France | France, Cour administrative d'appel de Marseille, 6ème chambre - formation à 3, 19 décembre 2018, 17MA03918


Vu la procédure suivante :

Procédure contentieuse antérieure

La société Egis Bâtiments Méditerranée a demandé au tribunal administratif de Bastia de condamner la commune d'Ajaccio à lui verser la somme de 18 406,98 euros toutes taxes comprises en règlement du prix du marché de maîtrise d'oeuvre relatif à la reconstruction des écoles du secteur des Salines ainsi que la somme de 92 861,11 euros toutes taxes comprises en règlement de prestations supplémentaires.

Par un jugement n° 1600219 du 12 juillet 2017, le tribunal administratif de Bastia a rejeté sa

demande.

Procédure devant la Cour :

Par une requête enregistrée le 15 septembre 2...

Vu la procédure suivante :

Procédure contentieuse antérieure

La société Egis Bâtiments Méditerranée a demandé au tribunal administratif de Bastia de condamner la commune d'Ajaccio à lui verser la somme de 18 406,98 euros toutes taxes comprises en règlement du prix du marché de maîtrise d'oeuvre relatif à la reconstruction des écoles du secteur des Salines ainsi que la somme de 92 861,11 euros toutes taxes comprises en règlement de prestations supplémentaires.

Par un jugement n° 1600219 du 12 juillet 2017, le tribunal administratif de Bastia a rejeté sa demande.

Procédure devant la Cour :

Par une requête enregistrée le 15 septembre 2017, la société Egis Bâtiments Méditerranée, représentée par la SELARL Saint-Avit Yozgat, demande à la Cour :

1°) d'annuler ce jugement ;

2°) de condamner la commune d'Ajaccio à lui verser la somme de 18 406,98 euros toutes taxes comprises en règlement du solde du marché ;

3°) de condamner la commune d'Ajaccio à lui verser la somme de 92 861,11 euros toutes taxes comprises en paiement d'honoraires supplémentaires ;

4°) de mettre à la charge de la commune d'Ajaccio la somme de 5 000 euros au titre de l'article L. 761-1 du code de justice administrative.

Elle soutient que :

- aucune mise en demeure d'établir le décompte n'est imposée par le cahier des clauses administratives générales ;

- le mandataire du groupement avait présenté un mémoire en réclamation en mai 2012 ;

- elle a qualité pour agir dès lors que l'article 12.42 du cahier des clauses administratives générales ne restreint le droit des membres du groupement à présenter une réclamation qu'en ce qui concerne la présentation du décompte et de la réclamation, non en ce qui concerne les actions en justice ;

- elle est en droit d'obtenir le règlement du solde du décompte ;

- la modification du coût des travaux implique, en vertu de l'article 4-1 du cahier des clauses administratives particulières, la réévaluation du forfait de rémunération ;

- la reprise de la consultation des entreprises, les travaux modificatifs effectués à la demande du maître de l'ouvrage, le lancement d'une consultation en cours de chantier pour remplacer l'entreprise titulaire du lot " électricité ", l'état des lieux consécutif à la résiliation du marché de l'entreprise titulaire du lot " peinture " et, enfin, l'étude des équipements de cuisine constituent des travaux supplémentaires ouvrant droit à rémunération.

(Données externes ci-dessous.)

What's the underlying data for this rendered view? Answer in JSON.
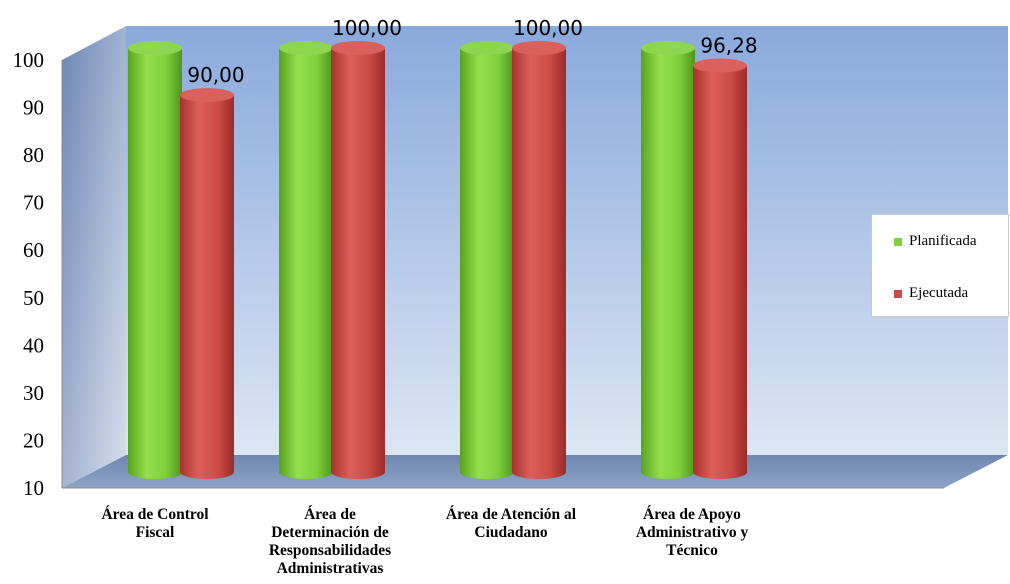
{
  "chart_data": {
    "type": "bar",
    "categories": [
      "Área de Control Fiscal",
      "Área de Determinación de Responsabilidades Administrativas",
      "Área de Atención al Ciudadano",
      "Área de Apoyo Administrativo y Técnico"
    ],
    "category_lines": [
      [
        "Área de Control",
        "Fiscal"
      ],
      [
        "Área de",
        "Determinación de",
        "Responsabilidades",
        "Administrativas"
      ],
      [
        "Área de Atención al",
        "Ciudadano"
      ],
      [
        "Área de Apoyo",
        "Administrativo y",
        "Técnico"
      ]
    ],
    "series": [
      {
        "name": "Planificada",
        "color": "#7dd23c",
        "values": [
          100,
          100,
          100,
          100
        ],
        "labels": [
          "",
          "",
          "",
          ""
        ]
      },
      {
        "name": "Ejecutada",
        "color": "#cc4b47",
        "values": [
          90,
          100,
          100,
          96.28
        ],
        "labels": [
          "90,00",
          "100,00",
          "100,00",
          "96,28"
        ]
      }
    ],
    "ylim": [
      10,
      100
    ],
    "yticks": [
      "10",
      "20",
      "30",
      "40",
      "50",
      "60",
      "70",
      "80",
      "90",
      "100"
    ],
    "legend_position": "right",
    "grid": false,
    "style": "3d-cylinder"
  }
}
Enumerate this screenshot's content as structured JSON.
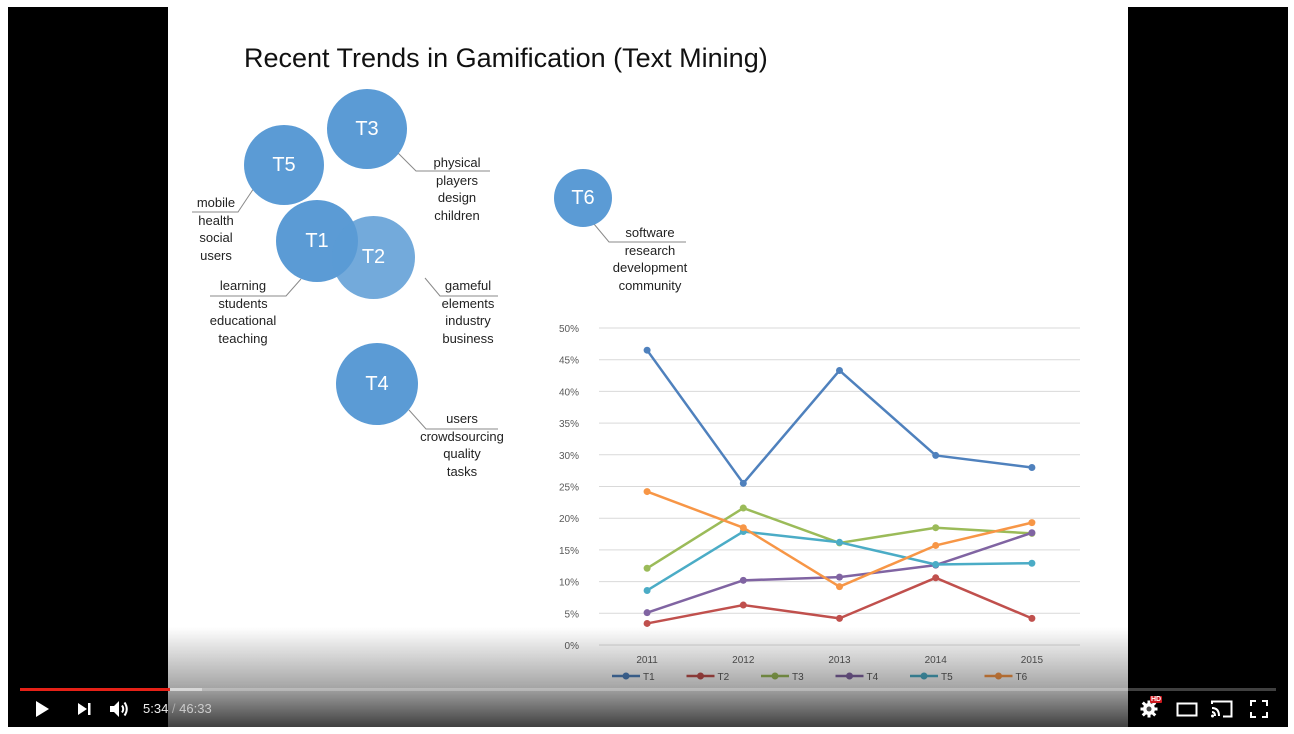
{
  "slide": {
    "title": "Recent Trends in Gamification (Text Mining)",
    "topics": [
      {
        "id": "T1",
        "words": [
          "learning",
          "students",
          "educational",
          "teaching"
        ]
      },
      {
        "id": "T2",
        "words": [
          "gameful",
          "elements",
          "industry",
          "business"
        ]
      },
      {
        "id": "T3",
        "words": [
          "physical",
          "players",
          "design",
          "children"
        ]
      },
      {
        "id": "T4",
        "words": [
          "users",
          "crowdsourcing",
          "quality",
          "tasks"
        ]
      },
      {
        "id": "T5",
        "words": [
          "mobile",
          "health",
          "social",
          "users"
        ]
      },
      {
        "id": "T6",
        "words": [
          "software",
          "research",
          "development",
          "community"
        ]
      }
    ],
    "bubble_color": "#5b9bd5"
  },
  "chart_data": {
    "type": "line",
    "categories": [
      "2011",
      "2012",
      "2013",
      "2014",
      "2015"
    ],
    "ylim": [
      0,
      50
    ],
    "ytick_labels": [
      "0%",
      "5%",
      "10%",
      "15%",
      "20%",
      "25%",
      "30%",
      "35%",
      "40%",
      "45%",
      "50%"
    ],
    "grid": true,
    "legend_position": "bottom",
    "series": [
      {
        "name": "T1",
        "color": "#4f81bd",
        "values": [
          46.5,
          25.5,
          43.3,
          29.9,
          28.0
        ]
      },
      {
        "name": "T2",
        "color": "#c0504d",
        "values": [
          3.4,
          6.3,
          4.2,
          10.6,
          4.2
        ]
      },
      {
        "name": "T3",
        "color": "#9bbb59",
        "values": [
          12.1,
          21.6,
          16.1,
          18.5,
          17.6
        ]
      },
      {
        "name": "T4",
        "color": "#8064a2",
        "values": [
          5.1,
          10.2,
          10.7,
          12.6,
          17.7
        ]
      },
      {
        "name": "T5",
        "color": "#4bacc6",
        "values": [
          8.6,
          17.9,
          16.2,
          12.7,
          12.9
        ]
      },
      {
        "name": "T6",
        "color": "#f79646",
        "values": [
          24.2,
          18.5,
          9.2,
          15.7,
          19.3
        ]
      }
    ]
  },
  "player": {
    "current_time": "5:34",
    "separator": " / ",
    "duration": "46:33",
    "played_fraction": 0.1196,
    "loaded_fraction": 0.145,
    "hd_badge": "HD",
    "progress_color": "#e62117",
    "controls": {
      "play": "play-icon",
      "next": "next-icon",
      "volume": "volume-icon",
      "settings": "gear-icon",
      "theater": "theater-mode-icon",
      "cast": "cast-icon",
      "fullscreen": "fullscreen-icon"
    }
  }
}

Par un mémoire en défense enregistré le 14 septembre 2018, la commune d'Ajaccio conclut au rejet de la requête et à ce qu'une somme de 5 000 euros soit mise à la charge de la société Egis Bâtiments Méditerranée en application des dispositions de l'article L. 761-1 du code de justice administrative.

Elle soutient que :

- la demande de première instance de la société Egis Bâtiments Méditerranée était irrecevable dès lors qu'elle a été introduite au nom d'un groupement conjoint dont elle n'était pas le mandataire, de telle sorte qu'elle n'avait pas qualité pour agir ;

- la demande était également irrecevable en l'absence de mise en demeure d'établir le décompte et alors qu'aucun mémoire de réclamation ne lui a été adressé selon les modalités imposées par les articles 12.31 et 40.1 du cahier des clauses administratives générales ;

- la requête d'appel de la société Egis Bâtiments Méditerranée est irrecevable pour les mêmes raisons ;

- les moyens et demandes présentés par la société Egis Bâtiments Méditerranée sont infondés.

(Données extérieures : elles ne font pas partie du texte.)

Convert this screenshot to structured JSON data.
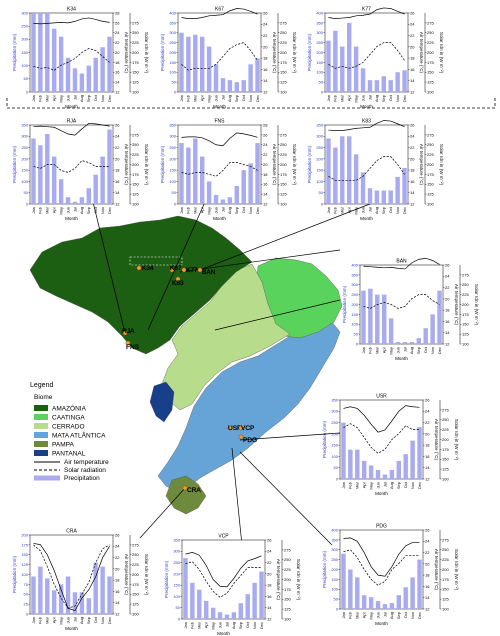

Par ordonnance du 15 novembre 2018, la clôture de l'instruction a été fixée au 3 décembre 2018.

Un mémoire présenté par la société Egis Bâtiments Méditerranée et enregistré le 30 novembre 2018 n'a pas été communiqué.

Vu les autres pièces du dossier.

Vu :

- le code des marchés publics ;

- le décret n° 78-1306 du 26 décembre 1978 ;

- le code de justice administrative.

Les parties ont été régulièrement averties du jour de l'audience.

Ont été entendus au cours de l'audience publique :

- le rapport de M. B... Grimaud, rapporteur,

- les conclusions de M. A... Thiele, rapporteur public,

- et les observations de Me D..., représentant la commune d'Ajaccio.

Considérant ce qui suit :

1. La commune d'Ajaccio a conclu le 9 septembre 2006 un marché de maîtrise d'oeuvre avec un groupement momentané d'entreprises composé de la société CFL Architecture, mandataire, de la société OTH Méditerranée et de M. C..., en vue de la reconstruction des écoles du secteur des Salines. Le mandataire du groupement a présenté le décompte final du marché au maître de l'ouvrage le 20 janvier 2014. La société Egis Bâtiments Méditerranée, venant aux droits de la société OTH Méditerranée, a demandé au tribunal administratif de Bastia la condamnation de la commune d'Ajaccio à lui verser le solde de ce marché.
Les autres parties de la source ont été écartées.